There is a lot of information out there about VLANs so I won’t spend too much time on what VLANs are and what they do. Instead I’ll dive deeper in how VLANs are configured in our Web Smart switches. In this example I’ll reference our EasySmart series, specifically the DGS-1100-05. Consider the topology below:
- VLAN 1 – Faculty/Staff Network. This VLAN consists of PCs and or tablets that are used for company productivity.
- VLAN 2 – Guest Network. This VLAN is dedicated for guest devices on the WiFi access point.
- VLAN 3 – Credit Processing Network. This VLAN is for credit card readers or swipers that perform CC transactions.
- VLAN 4 – IP Surveillance Network. This VLAN is dedicated for IP cameras and the NVR.
In the Front Office, the challenge is to put each device into the right VLAN to ensure that the correct VLAN-tagged traffic makes it back to the gateway, thus giving access to the correct DHCP server and IP subnet. Assume all devices are VLAN un-aware and need to be tagged at the port. Also assume Port 5 is connected to a VLAN aware device (DSR VPN Router), that it will accept tags and that it will keep tags on traffic back to the switch. Here is the summary for the port memberships:
U = Untagged, T = Tagged
Static VLAN Entry
- VID 1 – Port 1U, 2U, 3U, 5T
- VID 3 – Port 4U, 5T
- Port 1 = 1
- Port 2 = 1
- Port 3 = 1
- Port 4 = 3
- Port 5 = 1 (this is not as important as we will turn this port into a VLAN trunk)

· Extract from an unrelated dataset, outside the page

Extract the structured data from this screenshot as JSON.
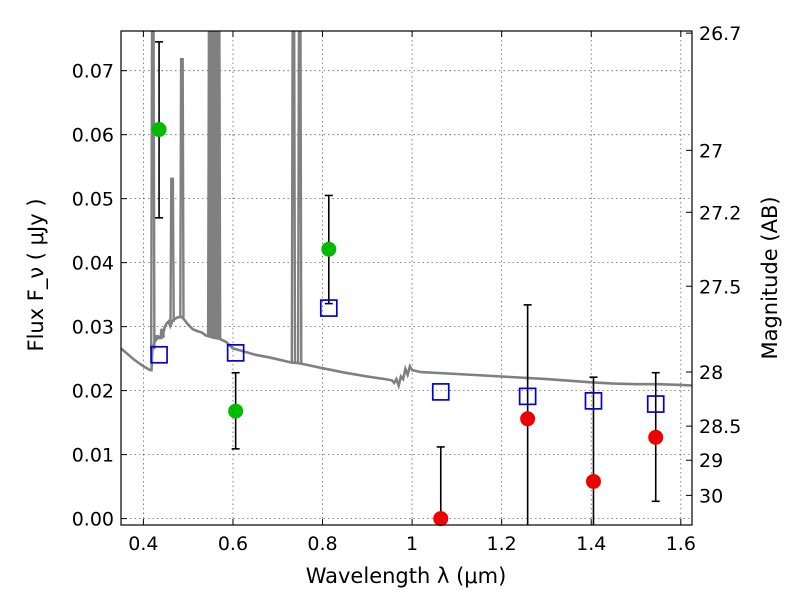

So lets break down why these settings are important. For the PVID, this tells the switch to tag the traffic once it enters the port since the devices connected do not tag the traffic themselves. Take Port 1 for example, if the PVID is 1 it will tag any untagged traffic with VLAN ID 1. Sames goes for Port 4, any untagged traffic going into the port, or ingress, will be tagged with VLAN ID 3. Then when the traffic leaves the switch, or egress, it first has to check the Static VLAN Entries to see if it is allowed. Take Port 1 as an example again that has a PC connected to VLAN 1 which is a part of the faculty network.
Step 1 is the untagged traffic from the PC. Step 2 is where the PVID is executed and the traffic is tagged with VLAN ID 1. Then when the traffic tries to exit Port 5, it will check the Static VLAN Entries and find that Port find is indeed a part of that VLAN. And since Port 5 is Tagged, it will preserve the tag and forward the traffic out towards the DSR. This helps the DSR because it can understand VLANs and it will know that VLAN 1 is part of the 192.168.10.x network. The PC will get an IP address in the that same subnet/network, thus allowing communication with other devices in the same subnet like a printer.
Hopefully this scenario gives you insight to why you would implement VLANs in your network. The design can be as simple or as complicated as your requirements are, but my advice is to keep it as simple as possible. Identify the key groups or services you want to separate from each other and choose a switch that can support enough Static VLAN entries plus some extra for future growth. The DGS-1100-05 supports up to 32 Static VLAN Groups so that should be plenty for a small business network.